"Sind dankbar, dass wir Skifahren dürfen"

Österreichs Ski-Damen haben es am Mittwoch vollzählig bis ins Hotel nach Levi acquired. Das ist in Zeiten wie diesen nicht selbstverständlich. Erst ein negativer Coronatest gewährte Einlass in die Bubble, ein Charterflug brought the Weltcup-Tross from Zurich to Finnland, und erst nach einem weiteren negativen Test dared die Athletinnen das Flughafengebäude verlassen. Die Reise ins Lappland, wo zwei Slaloms were ausgetragen, veranschaulichte deutlich die neue Normalität.

Österreichs Damen-Rennsportleiter Christian Mitter ortet in seiner Mannschaft im Umgang mit der Situation hohe Disziplin. Jede habe ihre Lebensumstände, andererseits gäbe es da auch das Gemeinschaftsprojekt. "Es gibt gewisse Regeln und Normen, an die wir uns halten sollen. Spitzensportler sind generell sehr disziplinierte Leute.

Man versuche alles, damit sich die Läuferinnen aufs Skifahren konzentrieren, aber es sei nicht fernzuhalten. "Allein bei einer Anreise, wie wir sie heute hatten, da ist jedem klar, dass die Sachen anders sind. Wir versuchen das anzunehmen, unsere Punkte abzuarbeiten, damit wir alle gesund an den Start bringen. Und das Gesund-an-den-Start. -Bringen hat heuer nor einmal eine neue Dimension bekommen. "

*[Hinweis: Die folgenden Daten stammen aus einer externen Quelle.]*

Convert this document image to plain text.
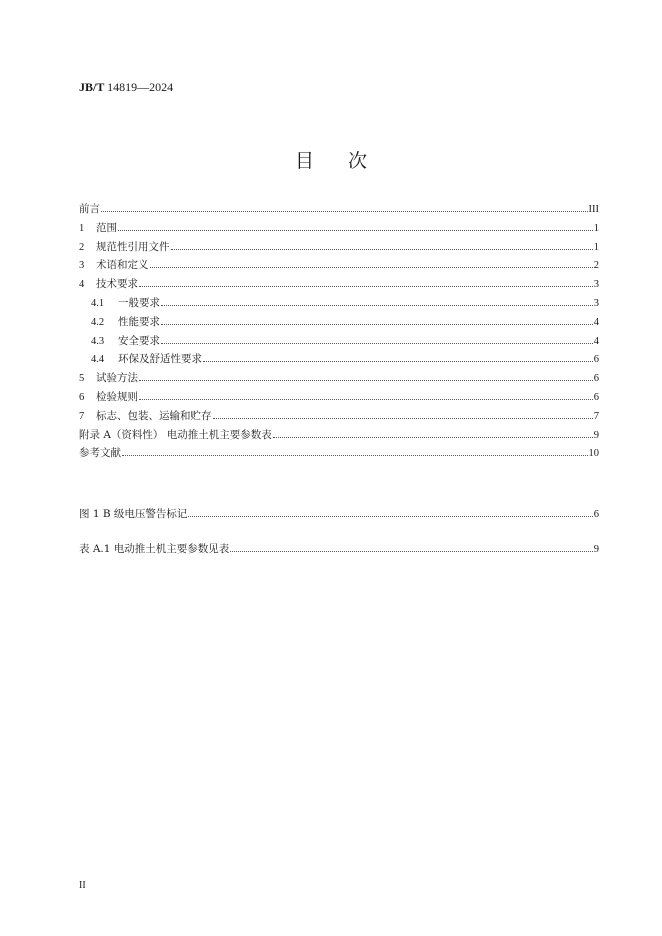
JB/T 14819—2024
目次
前言	III
1	范围	1
2	规范性引用文件	1
3	术语和定义	2
4	技术要求	3
4.1	一般要求	3
4.2	性能要求	4
4.3	安全要求	4
4.4	环保及舒适性要求	6
5	试验方法	6
6	检验规则	6
7	标志、包装、运输和贮存	7
附录 A（资料性） 电动推土机主要参数表	9
参考文献	10
图 1 B 级电压警告标记	6
表 A.1 电动推土机主要参数见表	9
II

Im Flugzeug nach Kittilä saß vorschriftsgemäß mit Maske auch Bernadette Schild, who hats fast ein bisschen Bammel vor der Landung. "Ich glaube, neither has landed here nor has it landed. Beim Einsteigen haben wir uns Gedanken gemacht, ob die Landebahn zum Bremsen schon lang genug ist", erzählte die Salzburgerin. Die Levi-Reise sei auch ohne die geese Umstände schon immer eine sehr lange gewesen, und heuer erst straight. "Aber bis jetzt brings neither das nor nicht aus der Ruhe."

Es sei ein besonderes Jahr, es sei eine besondere Reise gewesen. Und es sei natürlich nicht so angenehm, wenn das Erste am Flughafen ein Coronatest sei. Aber man könne immerhin training master, master ash, man habe seine sozialen Kontakte dabei. Otherwise as beispielsweise ihr Partner. "Der geht Arbeiten und dann heim. Das war's. So ist halt jetzt einmal das Leben. Da sind wir gerade sehr privilegiert", weiß Schild.

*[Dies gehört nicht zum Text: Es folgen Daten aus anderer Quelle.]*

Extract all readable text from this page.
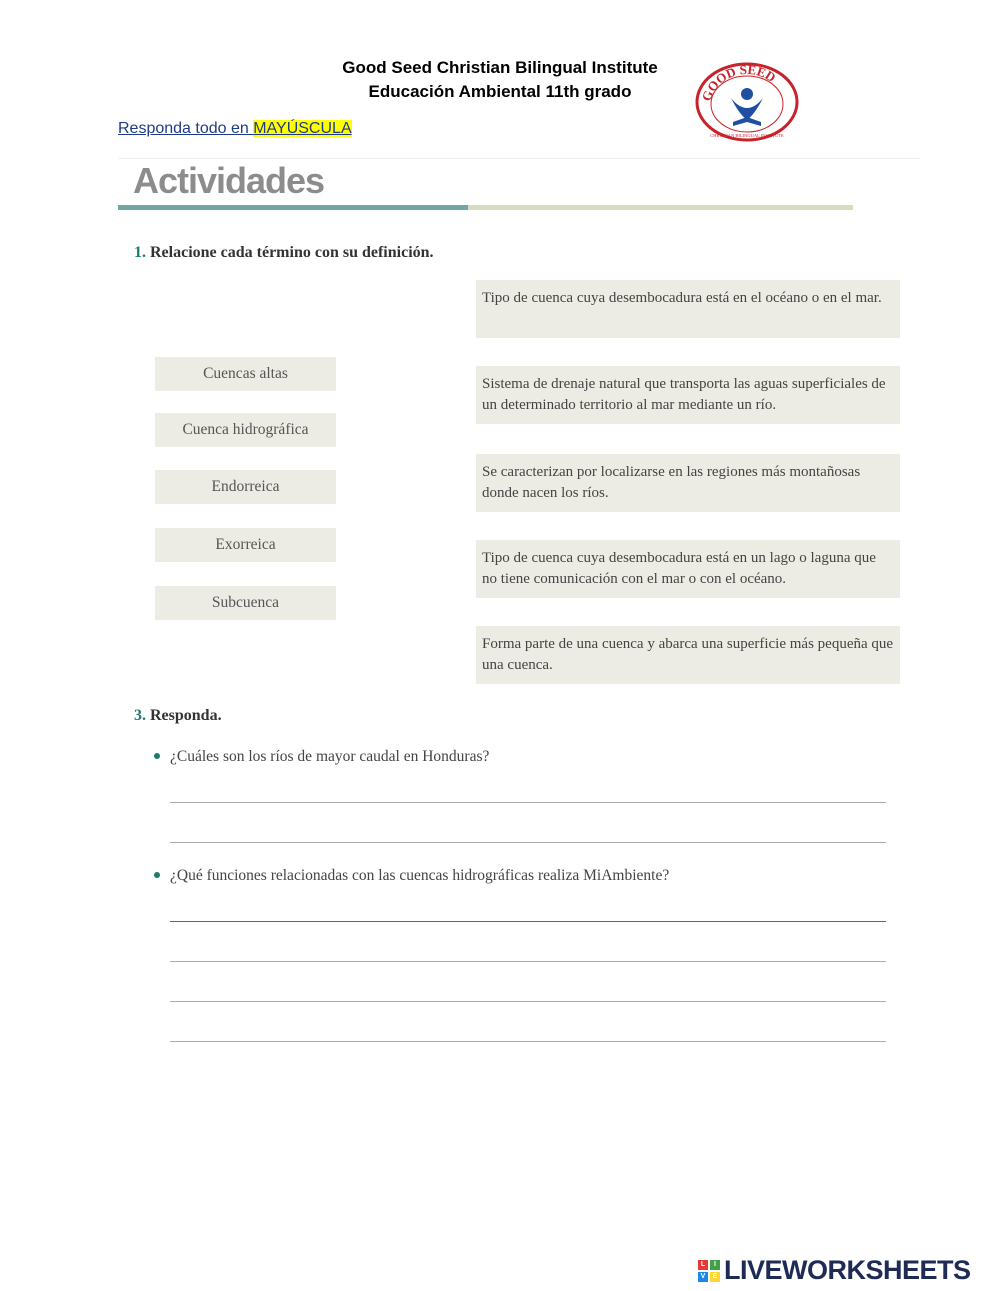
Good Seed Christian Bilingual Institute
Educación Ambiental 11th grado
Responda todo en MAYÚSCULA
GOOD SEED
CHRISTIAN BILINGUAL INSTITUTE
Actividades
1. Relacione cada término con su definición.
Cuencas altas
Cuenca hidrográfica
Endorreica
Exorreica
Subcuenca
Tipo de cuenca cuya desembocadura está en el océano o en el mar.
Sistema de drenaje natural que transporta las aguas superficiales de un determinado territorio al mar mediante un río.
Se caracterizan por localizarse en las regiones más montañosas donde nacen los ríos.
Tipo de cuenca cuya desembocadura está en un lago o laguna que no tiene comunicación con el mar o con el océano.
Forma parte de una cuenca y abarca una superficie más pequeña que una cuenca.
3. Responda.
¿Cuáles son los ríos de mayor caudal en Honduras?
¿Qué funciones relacionadas con las cuencas hidrográficas realiza MiAmbiente?
L	I
V	E LIVEWORKSHEETS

Bernadette Schild: "Was das Rennen betrifft, ändert sich nichts"

Und trotz allem fühlte es sich a pair Stunden später clean nach einer ganz normalen Rennvorbereitung an, erwähnte sie. Auch wenn dann die Zuschauer fehlen würden und sie Computer interviews führen müsse. "Nichstdestotrotz glaube ich, was that Rennen selbst betrifft, ändert sich nichts. Auch wenn sonst alles anders ist: Start und Ziel sind gleich gebieben, und dazwischen ist everything, so wie es immer war." Und das heißt es, so schnell wie möglich zu bewältigen. Am Samstag und am Sonntag, denn gleich zwei Slaloms sind angesetzt.

Aufgrund der ständigen Coronatests dürfen sich die Sportlerinnen auch Zimmer teilen, so see aus einer Traininggruppe bowls. Katharina Liensberger lives aber in a Einzelzimmer. Auch sie hat großes Verständnis dafür, dass die Hygiene regulations so strict sind. Beispielsweise war die direct Anreise vom Training in Schweden nach Finnland nicht möglich, das ÖSV-Team musste zurück nach Österreich, um sich dort am Mittwoch am Flughafen in Zurich in die Bubble zu begeben.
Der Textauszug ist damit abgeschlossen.